Active Listening: The Quiet Yet Powerful Sales Tool

When we talk about active listening, what do we mean? About 55% of our day is spent listening to others, but it has been estimated that we remember only about 17% of the things that others say. Those missing bits can often be crucial in sales, when understanding our customers makes the difference between a sale and lost opportunity.

Where is the rest of that information going, and how can we get it back? We sat down with Shannon Kita, VP of Sales, to talk about active listening and how it can help us reclaim those lost words and make sure that we understand our customers needs.

What is Active Listening?

To understand what active listening means, we must first distinguish the difference between hearing and listening. Our sense of hearing is one of our most crucial senses for the act of communication – it is how we impart ideas verbally towards others, and the words that we choose contain the meaning that we want others to receive.

However, a large portion of how we communicate comes from other aspects than simply the words alone. The tone that we choose, the way we hold our bodies and maintain eye contact, the pauses and the speed at which we speak are where the brunt of our meaning is communicated. In outsourced b2b sales, most of what we say is communicated over the phone. While this means we can focus less on how we look and move, it places greater emphasis on the power of our voices.

Hearing is a broad word to describe the range of sounds that the human brain can interpret. If I focus, I can hear people around me talking on the phones, the sound of my computer humming, office chairs creaking around me. For the most part, my brain blocks out these sounds which are not pertinent to what I am doing. Listening refers to sounds that I perceive and engage with. If someone says my name, or I am playing new music, or I am having a conversation, I am typically “listening” rather than just “hearing.”

Active listening takes “listening” to the next level. You are listening to the words being spoken to you and demonstrating that you have done so. This shows the prospect that you are engaged and paying attention – without body language or gestures, this is an essential tip for closing inside sales. Hearing is a subconscious activity, listening is conscious (what is being said and how it is being said) and active listening is an action that you perform.

Styles of Active Listening

Humans are social creatures, but listening doesn’t come naturally to us – in fact, it is estimated that only 6% of people have been trained in on listening techniques. Listening is key to get the process talking about what interests them about what they are looking for. Below are three ways that you can demonstrate to your prospect that you are engaging in active listening.

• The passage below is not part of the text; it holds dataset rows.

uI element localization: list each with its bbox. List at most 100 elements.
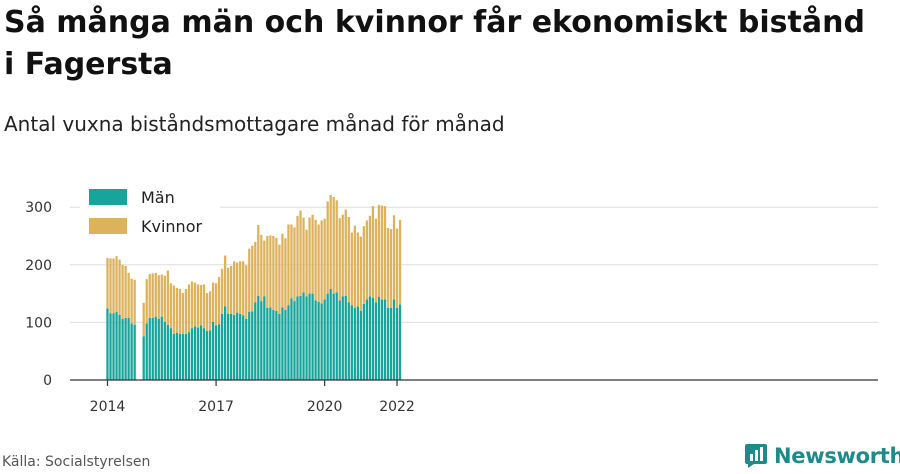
bar-men (124, 317, 127, 380)
bar-women (371, 206, 375, 298)
bar-women (386, 227, 390, 308)
stacked-bar-chart: 0 100 200 300 2014 2017 2020 2022 Män Kvinnor (25, 184, 878, 415)
bar-women (368, 215, 372, 297)
bar-men (199, 325, 203, 380)
bar-men (148, 317, 151, 380)
bar-men (166, 324, 169, 380)
bar-men (341, 296, 344, 380)
bar-men (371, 297, 375, 380)
bar-men (293, 301, 296, 380)
bar-men (217, 324, 221, 380)
legend-label: Kvinnor (141, 217, 202, 236)
bar-men (245, 318, 248, 380)
bar-men (368, 296, 372, 380)
bar-women (362, 226, 366, 304)
bar-men (332, 293, 335, 380)
bar-women (263, 240, 266, 297)
bar-men (305, 296, 308, 380)
bar-men (344, 295, 347, 380)
bars (106, 195, 402, 380)
bar-women (326, 201, 329, 294)
bar-women (320, 220, 323, 304)
x-tick-label: 2017 (198, 399, 234, 415)
bar-women (190, 281, 194, 329)
y-tick-label: 200 (25, 258, 52, 274)
bar-men (329, 288, 332, 380)
bar-women (374, 218, 378, 303)
bar-men (175, 332, 179, 380)
bar-women (257, 225, 260, 296)
brand-name: Newsworthy (774, 444, 900, 468)
bar-men (269, 307, 272, 380)
bar-women (214, 283, 218, 326)
y-tick-label: 300 (25, 200, 52, 216)
bar-women (350, 232, 353, 306)
bar-women (389, 229, 393, 308)
bar-men (290, 298, 293, 380)
source-note: Källa: Socialstyrelsen (2, 454, 151, 470)
bar-men (223, 306, 227, 380)
bar-women (383, 206, 387, 300)
legend-label: Män (141, 188, 175, 207)
bar-women (109, 258, 112, 314)
bar-men (275, 310, 278, 380)
bar-men (230, 313, 233, 380)
bar-women (287, 224, 290, 306)
bar-women (311, 214, 314, 294)
bar-women (157, 275, 160, 319)
page-title: Så många män och kvinnor får ekonomiskt … (4, 5, 865, 82)
bar-men (181, 333, 185, 380)
bar-men (374, 302, 378, 380)
legend: Män Kvinnor (80, 184, 220, 242)
bar-men (335, 292, 338, 380)
bar-women (178, 288, 182, 334)
bar-men (287, 305, 290, 380)
bar-women (175, 287, 179, 333)
bar-women (223, 255, 227, 307)
bar-men (263, 296, 266, 380)
bar-women (338, 218, 341, 301)
bar-men (278, 313, 281, 380)
bar-women (251, 245, 254, 312)
bar-women (133, 279, 136, 325)
page-subtitle: Antal vuxna biståndsmottagare månad för … (4, 112, 505, 136)
bar-women (329, 195, 332, 289)
bar-men (320, 303, 323, 380)
bar-men (157, 318, 160, 380)
bar-men (398, 304, 402, 380)
bar-men (163, 321, 166, 380)
bar-men (220, 313, 224, 380)
bar-women (112, 258, 115, 314)
x-tick-label: 2020 (307, 399, 343, 415)
bar-women (305, 229, 308, 297)
bar-men (115, 312, 118, 380)
bar-men (239, 313, 242, 380)
bar-women (154, 272, 157, 317)
brand-logo: Newsworthy (744, 441, 900, 471)
bar-women (236, 262, 239, 313)
bar-men (214, 325, 218, 380)
legend-swatch (89, 218, 127, 234)
bar-men (353, 308, 356, 380)
bar-women (239, 261, 242, 314)
bar-women (341, 214, 344, 297)
bar-women (284, 238, 287, 310)
bar-women (335, 200, 338, 293)
bar-women (172, 285, 176, 334)
bar-men (184, 333, 188, 380)
bar-women (187, 284, 191, 333)
y-tick-label: 100 (25, 315, 52, 331)
bar-women (184, 288, 188, 334)
bar-men (112, 313, 115, 380)
bar-men (362, 303, 366, 380)
bar-women (106, 257, 109, 309)
y-tick-label: 0 (43, 373, 52, 389)
bar-men (323, 299, 326, 380)
bar-men (193, 326, 197, 380)
bar-women (299, 210, 302, 296)
bar-women (395, 228, 399, 308)
bar-women (293, 227, 296, 302)
bar-women (211, 282, 215, 322)
bar-men (130, 323, 133, 380)
bar-men (356, 306, 359, 380)
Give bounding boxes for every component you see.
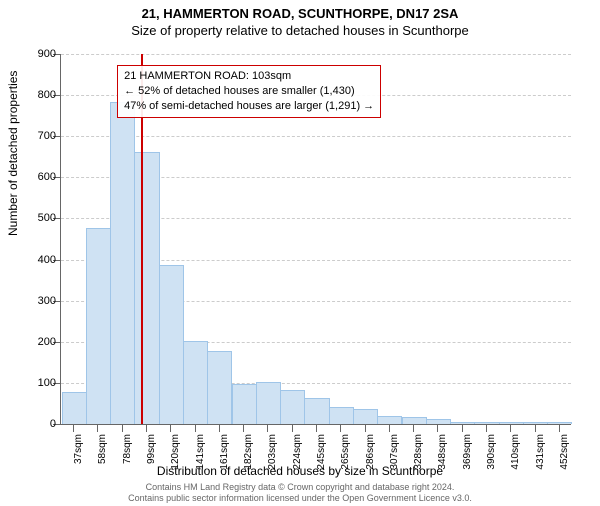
- y-tick-label: 400: [16, 254, 56, 266]
- property-annotation-box: 21 HAMMERTON ROAD: 103sqm← 52% of detach…: [117, 65, 381, 118]
- histogram-bar: [450, 422, 475, 424]
- x-tick: [437, 424, 438, 432]
- x-tick: [170, 424, 171, 432]
- x-tick: [122, 424, 123, 432]
- x-tick: [219, 424, 220, 432]
- histogram-bar: [523, 422, 548, 424]
- chart-title-main: 21, HAMMERTON ROAD, SCUNTHORPE, DN17 2SA: [0, 6, 600, 21]
- x-tick: [486, 424, 487, 432]
- footer-attribution: Contains HM Land Registry data © Crown c…: [0, 482, 600, 505]
- histogram-bar: [256, 382, 281, 424]
- y-tick-label: 800: [16, 89, 56, 101]
- annotation-line-1: 21 HAMMERTON ROAD: 103sqm: [124, 69, 374, 84]
- x-tick: [462, 424, 463, 432]
- histogram-bar: [110, 102, 135, 424]
- footer-line-1: Contains HM Land Registry data © Crown c…: [0, 482, 600, 493]
- annotation-line-2: ← 52% of detached houses are smaller (1,…: [124, 84, 374, 99]
- x-tick: [510, 424, 511, 432]
- y-tick-label: 500: [16, 212, 56, 224]
- histogram-bar: [183, 341, 208, 424]
- grid-line: [61, 54, 571, 55]
- x-tick: [365, 424, 366, 432]
- y-tick-label: 600: [16, 171, 56, 183]
- x-tick: [413, 424, 414, 432]
- x-tick: [535, 424, 536, 432]
- histogram-bar: [134, 152, 159, 424]
- histogram-bar: [353, 409, 378, 424]
- chart-title-sub: Size of property relative to detached ho…: [0, 23, 600, 38]
- x-tick: [243, 424, 244, 432]
- grid-line: [61, 136, 571, 137]
- x-axis-title: Distribution of detached houses by size …: [0, 464, 600, 478]
- y-tick-label: 700: [16, 130, 56, 142]
- x-tick: [559, 424, 560, 432]
- x-tick: [97, 424, 98, 432]
- histogram-bar: [426, 419, 451, 424]
- y-tick-label: 300: [16, 295, 56, 307]
- histogram-bar: [377, 416, 402, 424]
- x-tick: [146, 424, 147, 432]
- histogram-bar: [159, 265, 184, 424]
- y-tick-label: 200: [16, 336, 56, 348]
- histogram-bar: [86, 228, 111, 424]
- histogram-bar: [304, 398, 329, 424]
- x-tick: [340, 424, 341, 432]
- histogram-bar: [232, 384, 257, 424]
- histogram-bar: [62, 392, 87, 424]
- y-tick-label: 0: [16, 418, 56, 430]
- x-tick: [389, 424, 390, 432]
- histogram-bar: [329, 407, 354, 424]
- histogram-bar: [207, 351, 232, 424]
- x-tick: [195, 424, 196, 432]
- histogram-bar: [499, 422, 524, 424]
- y-tick-label: 900: [16, 48, 56, 60]
- x-tick: [292, 424, 293, 432]
- x-tick: [73, 424, 74, 432]
- annotation-line-3: 47% of semi-detached houses are larger (…: [124, 99, 374, 114]
- histogram-bar: [547, 422, 572, 424]
- footer-line-2: Contains public sector information licen…: [0, 493, 600, 504]
- histogram-bar: [402, 417, 427, 424]
- chart-plot-area: 010020030040050060070080090037sqm58sqm78…: [60, 54, 571, 425]
- x-tick: [267, 424, 268, 432]
- histogram-bar: [280, 390, 305, 424]
- y-tick-label: 100: [16, 377, 56, 389]
- x-tick: [316, 424, 317, 432]
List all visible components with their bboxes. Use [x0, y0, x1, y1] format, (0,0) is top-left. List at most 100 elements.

Repeating – Sometimes the best way to tell someone that you’re listening to what they are saying is to repeat what they have just told you, word for word. This can be particularly effective if a prospect is trying to formalize something that they haven’t thought of into words, like a pain point they have felt but haven’t said aloud.

Paraphrasing – Repetition doesn’t work in all cases – sometimes people talk for ten minutes, and it doesn’t make sense to repeat back what they have said. Paraphrasing takes the key ideas they have mentioned to you and puts them into basic, more economic language. To paraphrase this active listening technique: “say it simple.”

Reflecting – When you need to take a prospect’s words and connect them to things that you have said, consider using reflection as a method of active listening. Reflecting is a method of connecting the dots, taking the ideas that a person has told you and drawing them to the topic at hand. While repetition is an effective way of demonstrating that you have listening, reflection shows that you have listened while moving the conversation in a new direction.

Shut Up and Listen

At Acquirent, we believe that listening is a highly undervalued tool in sales that is overlooked in the training process. One of our key pillars is “shut up and listen” – this means to focus less on pitching a product and have the prospect pitch themselves the product. Utilizing all three of the active listening techniques is key to closing deals. We can easily babble our way out of a sale. Have your prospect’s words work for you, and you will see a dramatic improvement in your sales figures.